Most of the time things are just peachy here in Korea. The people are incredibly kind and genuinely mean well even when trying to force something spicy down your gullet. But sometimes, you just have to shake your head and mumble between gritted teeth the age old saying here 'Only in Korea'.
About a month ago (right before we left for Malaysia) Farmboy and I booked flights to Mongolia (I know!). Our plan was to spend our next holiday (well, 3 days of public holidays coming up next week here in Korea and to take 2 days of unpaid leave) with two special friends who will be leaving Korea soon. We were a little hesitant to book flights without confirming unpaid leave with our schools, but we have done it before and there had been no problems then. We went ahead with paying for our non-refundable tickets and rushed up to Seoul to get our visas sorted out. Then when school opened again a few days later I met with my co-teacher to chat about getting my unpaid leave authorized.
Problem number 1.
"There has been new document that say Foreign Teacher cannot take unpaid leave these days", was the response I got. Our contracts are a little grey in the leave area, but as we had done it before, and I offered to make up any classes I might miss I really didn't expect to encounter any issues. Well that was a good start to my week. I even got to the point where I told her about non-refundable flights, but was met with a blank stare (language barrier? Cultural barrier? I couldn't care less barrier? Who knows). And that's how that conversation ended.
Farmboy, armed with his most expensive looking suit and tie (appearances are oh so very important here in Korea) arranged a meeting with the education supervisor in our province to chat about our dilemma. The suit may have helped a little, but the answer he got was very vague. Not quite a 'no' but in no clear means a 'yes'. So we waited for the next 2 weeks to get a straight answer.
Problem number 2.
Meanwhile I had been frantically researching and calling the airlines and booking websites I had gone through, cancelling flights for non emergency reasons usually results in the ticket bearer being issued with a voucher for future travel only valid on the booked airline for the cancelled flight. Ah man. I'm not sure we can head anywhere else but Mongolia on Mongolian air. And our visas were only valid for the stipulated number of days applied for.
What a flop!
Problem number 3.
We finally heard back from our supervisor (by a random text message).
"Foreign teacher in Jeonbuk Province may not go abroad during semester time". Really? Then how is it that every other teacher we know in our province is leaving Korean soil for the Thanksgiving holiday? That message should have read "Dale and Roxy Teacher may not go abroad during semester time". Our main reason for coming to Korea was the opportunity we have to travel here. Well I guess we will just have to spend the holiday here exploring more of Korea.
Luckily I have the most persuasive husband in the whole world, who managed to charm the socks off the American call center and got us a 95% cash refund on our credit card. Other teachers in Korea suggested we take forced sick leave, others said we should just go and not say anything until we got back and then feign ignorance, but none of that quite sat right with me. I had wanted to be honest about our trip from the beginning, little lies (no matter how white) have a habit of spiraling out of control and biting you in the bum sooner or later.
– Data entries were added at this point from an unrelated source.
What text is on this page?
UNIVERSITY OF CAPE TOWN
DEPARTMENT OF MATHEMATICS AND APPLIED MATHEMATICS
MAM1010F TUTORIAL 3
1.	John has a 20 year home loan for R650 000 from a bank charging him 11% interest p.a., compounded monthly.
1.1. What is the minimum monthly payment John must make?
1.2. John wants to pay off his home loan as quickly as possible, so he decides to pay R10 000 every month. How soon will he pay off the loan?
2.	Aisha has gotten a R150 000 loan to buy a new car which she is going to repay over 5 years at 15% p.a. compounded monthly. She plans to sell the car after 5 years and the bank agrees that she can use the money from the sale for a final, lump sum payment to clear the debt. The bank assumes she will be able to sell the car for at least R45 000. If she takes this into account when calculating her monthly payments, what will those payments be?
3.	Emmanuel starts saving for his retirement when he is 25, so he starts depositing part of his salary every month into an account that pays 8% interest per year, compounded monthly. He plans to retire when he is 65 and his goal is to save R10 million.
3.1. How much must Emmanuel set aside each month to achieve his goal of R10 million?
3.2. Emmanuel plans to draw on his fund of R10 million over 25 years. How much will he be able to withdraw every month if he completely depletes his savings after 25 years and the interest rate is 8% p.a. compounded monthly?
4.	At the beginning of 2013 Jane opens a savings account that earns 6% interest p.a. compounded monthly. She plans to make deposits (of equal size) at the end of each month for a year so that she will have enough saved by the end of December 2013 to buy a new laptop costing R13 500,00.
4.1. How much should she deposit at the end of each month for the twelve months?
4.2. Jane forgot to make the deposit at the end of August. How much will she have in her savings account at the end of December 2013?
And to be completely honest, we shouldn't have actually booked flights without getting our leave sorted out first. But you know how easy it is to get carried away with excitement, and that sneaky piece of plastic called a credit card makes online shopping far to easy.
And so my dear friend Mongolia, it just wasn't meant to me this time.
The lesson I have learned from all of this. Never assume anything. Especially here in Korea. Clarify everything (in writing is possible) before making and permanent decisions/bookings/commitments. Take deep breaths when you feel frustration building, and try to smile through it all even if you feel like punching someone in the face.
So next week, instead of images of vast open plains and shaggy weather beaten men wrapped in wool blankets, you will be getting something a little more Asian or should I say South Korean.
Some bright lights perhaps, cat cafes and coffee shops, high end street fashion and one or lovey dovey photographs of us as we celebrate our one year wedding anniversary in Seoul. It's not Mongolia, but it will do.